Ankara şarkılarını çok duyduk. Belli ki daha da duyacağız. Atmışlar olaylarında korsasn yayın yapan Anamurdaki Kıbrısın sesi ratyosunda geceleri Ankaradan mektupla “Ankara Ankara güzel Ankara” marşını duyuyorduk. Yine ilkokuldan öğrendiğimiz ve daha sonra Kemalistlerin sık sık söyledikleri Ankaranın taşına bak ezgisiyle de dağarcık dolmaya başladı. Gençlik döneminde ise daha da mesajlı çok yönlü “Ankkaradan Abim geldi” şarkısını dinlemeye başladık. Zaman ilerliyor ve yaşlandıkça sanki siyasal statikleme ile gericileşme de yön bulmaya hız veriyordu. Şimdi ise Ankaradan başka sesler geliyor. EN sonuncusu daha bir acıtan mesajlı içeriktedir.
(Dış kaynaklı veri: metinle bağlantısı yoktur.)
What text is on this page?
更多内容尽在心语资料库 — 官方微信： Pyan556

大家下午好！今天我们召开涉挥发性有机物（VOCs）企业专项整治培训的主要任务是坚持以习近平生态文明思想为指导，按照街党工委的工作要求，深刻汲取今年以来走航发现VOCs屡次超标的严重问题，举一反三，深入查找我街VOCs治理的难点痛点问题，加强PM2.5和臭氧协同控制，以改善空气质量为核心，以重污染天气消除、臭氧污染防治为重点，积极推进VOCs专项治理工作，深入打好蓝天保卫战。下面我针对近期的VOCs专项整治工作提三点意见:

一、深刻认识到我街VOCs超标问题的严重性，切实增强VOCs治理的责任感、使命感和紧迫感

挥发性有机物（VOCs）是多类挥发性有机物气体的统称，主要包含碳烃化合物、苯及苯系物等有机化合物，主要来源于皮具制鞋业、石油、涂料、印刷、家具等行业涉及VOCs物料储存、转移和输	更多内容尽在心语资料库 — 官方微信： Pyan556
Yeniden sahnenin önünde Fuat bey. Fuat bey Kıbrısla alakalı en üst yetkili yerindedir. Mesaj bir başkaydı. K. Kıbrıstaki şakşakçılar hemen sevindi. Hele da makamcı birden kendini “Müslüman rüzgârına kapılmış” halde buldu. Osmanlı hegemonyasından ve İslamcı Türkçülük acemi söylemli işbirlikçi politik figürü olarak oldukça heycanlı sözler yağdırıyordu. Fuat bey ise beynindekini artık rahat söylüyordu. Üstelik kamyonlar dolusu eğitim mavzemelerinin de K. Kıbrısa gönderme süreci başlıyordu. KIbrısın adını da kuzey coğrafyası eldeki konumu Kıbrıs Türk devleti olarak ilan ediyordu. Ne Tatarın nede Üstelin haberi dahi yok. Meclis mi; oda kim?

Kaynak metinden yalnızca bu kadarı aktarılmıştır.